# Paravertebral nerve block versus combined serratus anterior plane and intercostal nerve blocks in thoracoscopic lung segment surgery in elderly: a retrospective study

**Authors:** Meng Xia, Runfeng Wang

PMC · DOI: 10.1186/s13019-025-03662-w · 2025-10-24

## TL;DR

This study compares two nerve block techniques for postoperative pain management in elderly patients undergoing lung surgery.

## Contribution

It evaluates the effectiveness of paravertebral nerve block versus a combination of serratus anterior and intercostal nerve blocks in elderly thoracoscopic lung surgery patients.

## Key findings

- Both techniques provided effective postoperative analgesia with statistically significant pain reduction.
- The combination block was easier to apply compared to paravertebral nerve block.
- Rescue analgesia use differed significantly between the two groups.

## Abstract

In order to accelerate the rapid recovery of elderly patients undergoing lung surgery, we tend to use multimodal analgesic protocols. A retrospective analytical study was used to analyse postoperative analgesic regimens suitable for older adults.To compare the efficacy of ultrasound-guided paravertebral nerve block and anterior serratus planar nerve block combined with intercostal nerve block for postoperative analgesia in elderly patients undergoing thoracoscopic segmental lung resection.

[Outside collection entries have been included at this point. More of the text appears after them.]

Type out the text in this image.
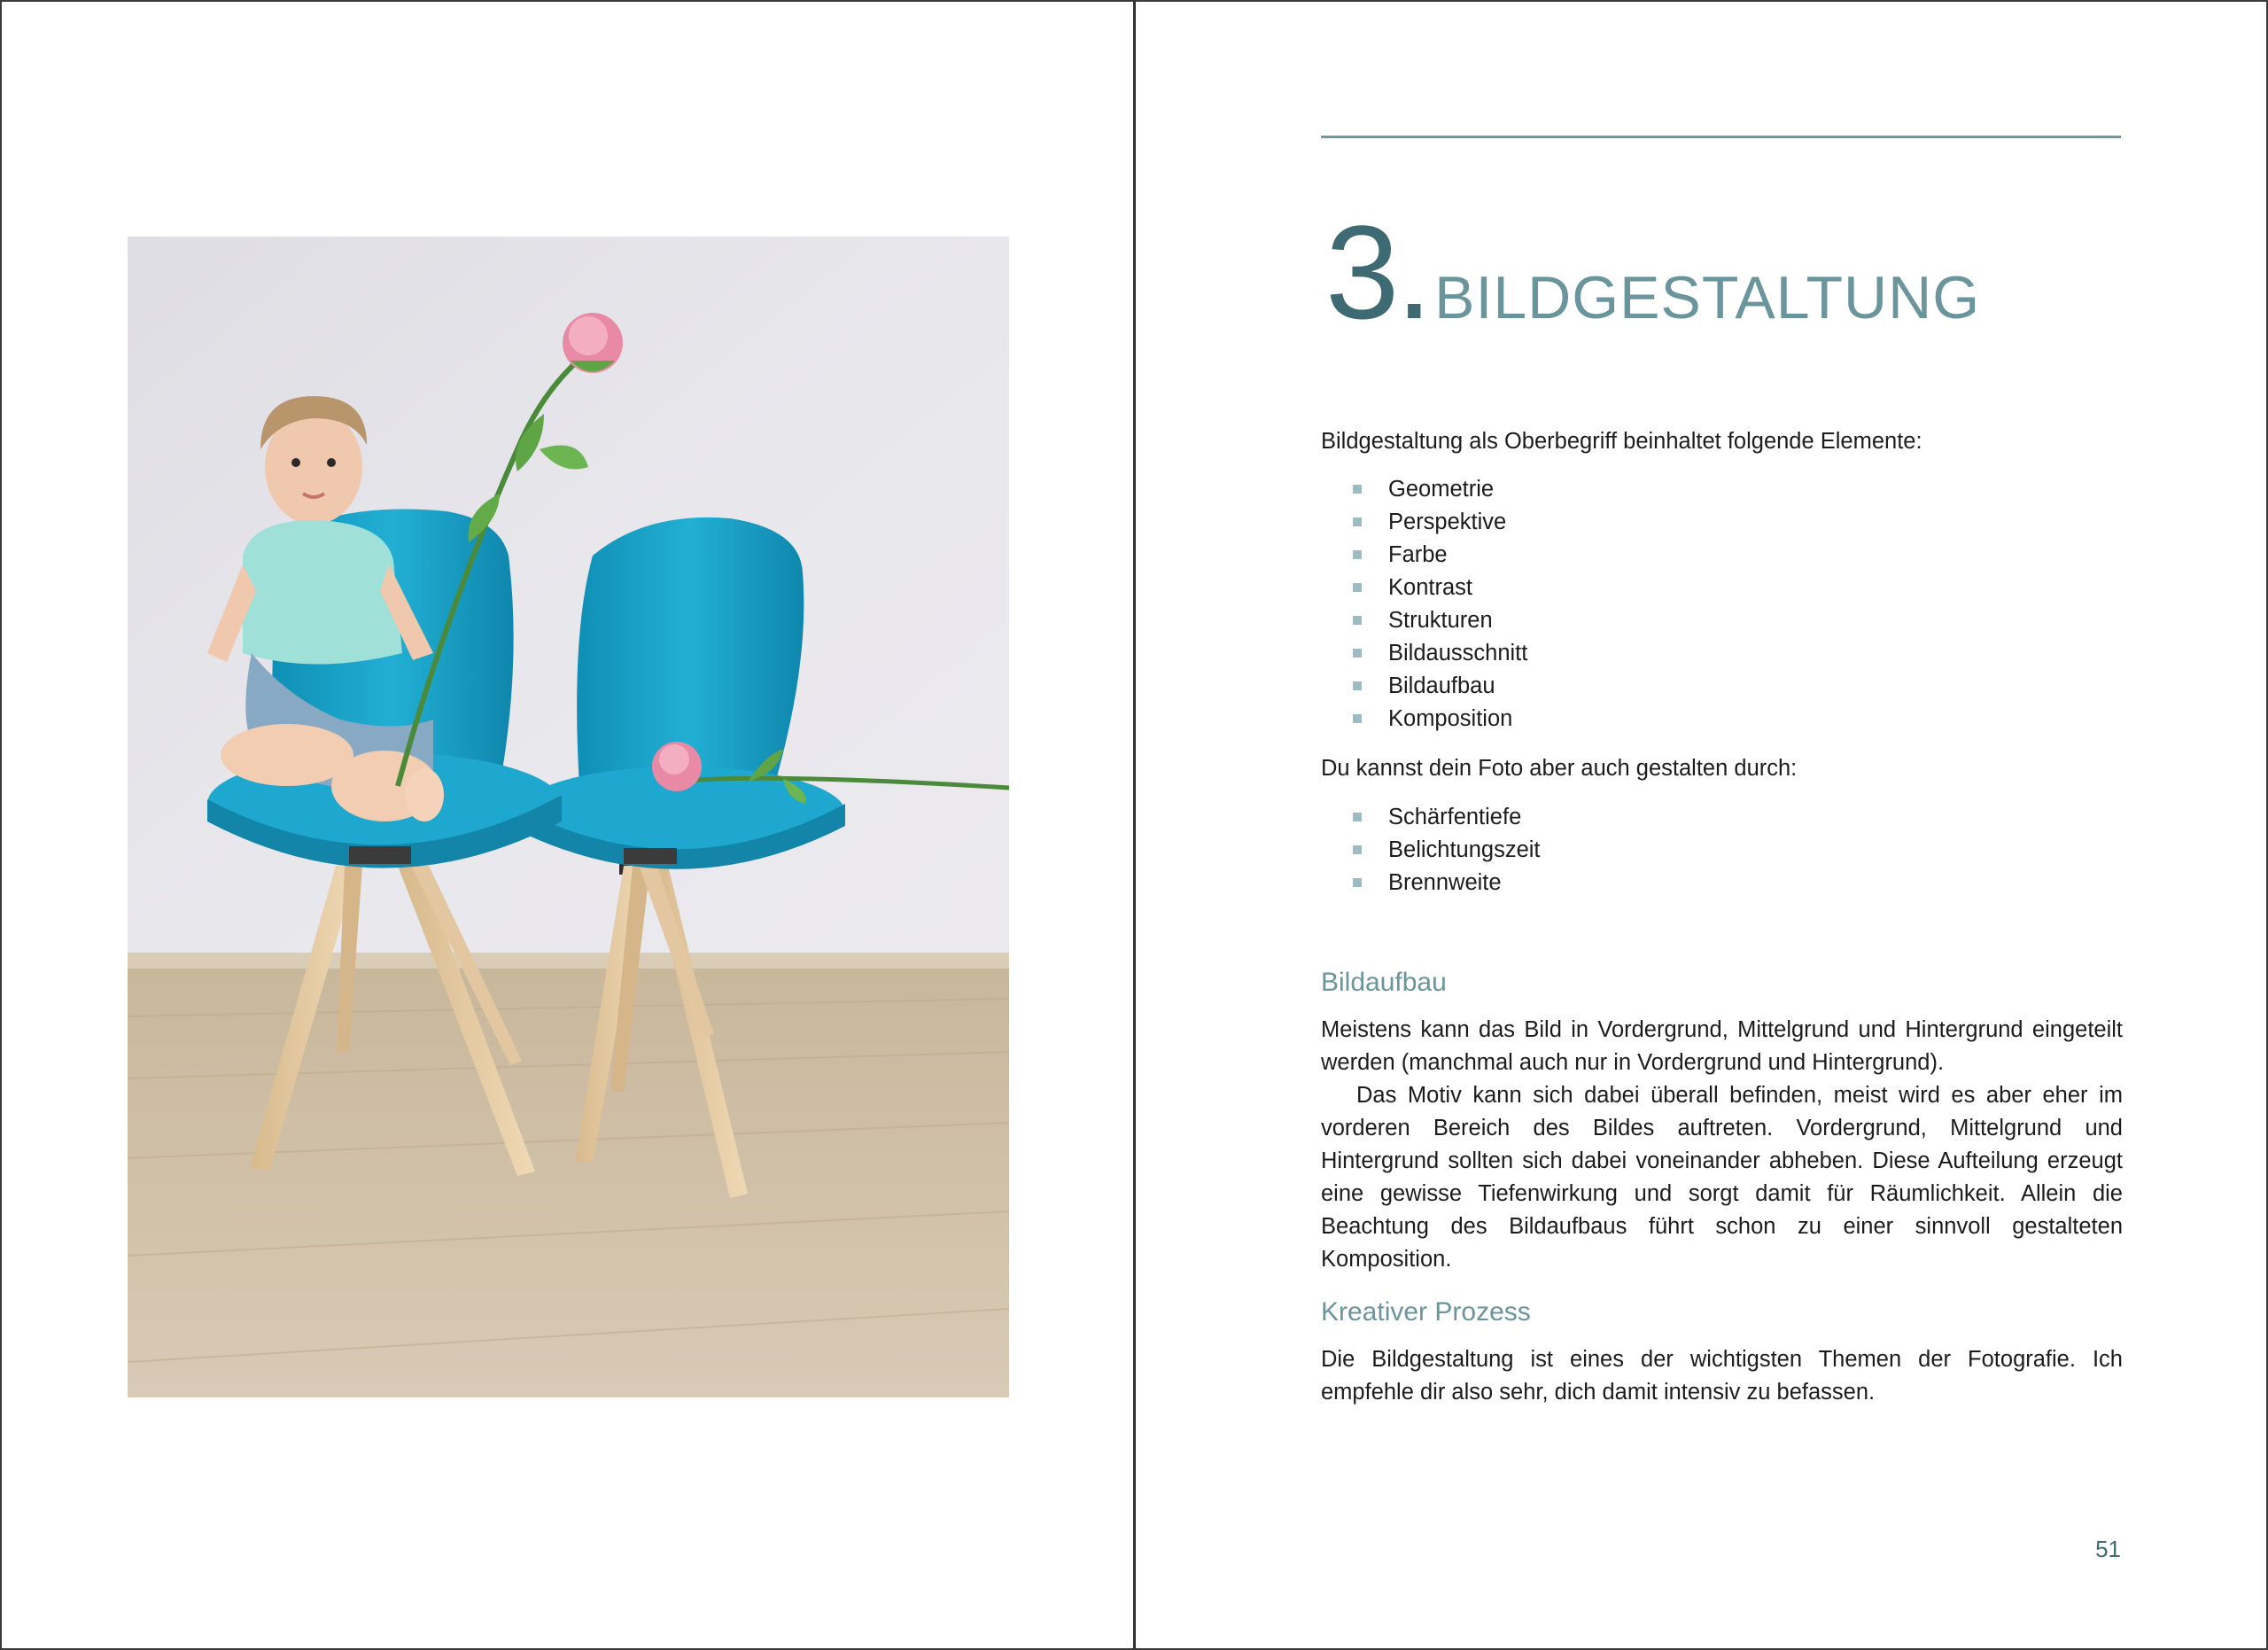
3.BILDGESTALTUNG

Bildgestaltung als Oberbegriff beinhaltet folgende Elemente:

Geometrie
Perspektive
Farbe
Kontrast
Strukturen
Bildausschnitt
Bildaufbau
Komposition

Du kannst dein Foto aber auch gestalten durch:

Schärfentiefe
Belichtungszeit
Brennweite
Bildaufbau

Meistens kann das Bild in Vordergrund, Mittelgrund und Hintergrund eingeteilt werden (manchmal auch nur in Vordergrund und Hintergrund).

Das Motiv kann sich dabei überall befinden, meist wird es aber eher im vorderen Bereich des Bildes auftreten. Vordergrund, Mittelgrund und Hintergrund sollten sich dabei voneinander abheben. Diese Aufteilung erzeugt eine gewisse Tiefenwirkung und sorgt damit für Räumlichkeit. Allein die Beachtung des Bildaufbaus führt schon zu einer sinnvoll gestalteten Komposition.

Kreativer Prozess

Die Bildgestaltung ist eines der wichtigsten Themen der Fotografie. Ich empfehle dir also sehr, dich damit intensiv zu befassen.

51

Elderly patients undergoing elective thoracoscopic segmental lung resection in our hospital were reviewed and divided into the paravertebral nerve block group (Group T) and the anterior serratus plane nerve block combined with intercostal nerve block group (Group S).

Department of Anaesthesiology, Brain Hospital (Chest Campus), Nanjing Medical University, China.

In both groups, the appropriate nerve block was performed under ultrasound guidance while the patients were lying on their sides after induction of anaesthesia.

The primary outcomes of interest were the Visual Analogue Scale (VAS) scores for pain at rest and motion, assessed at preoperative (T0), 24 h postoperative (T1), 48 h postoperative (T2), and 72 h postoperative (T3) for both groups. Additionally, the number of postoperative self-controlled compressions and the number of rescue analgesia administrations within the first 48 h postoperatively were recorded.The primary endpoints of the study are as follows: The resting and motion VAS scores of the two groups were compared at each time point, and the resting and motion VAS scores of the two groups at T1, T2 and T3 were higher than those at T0, and the differences were statistically significant (P < 0.05),and there was a difference in the number of postoperative remedial analgesia in group T compared with group S (P < 0.05).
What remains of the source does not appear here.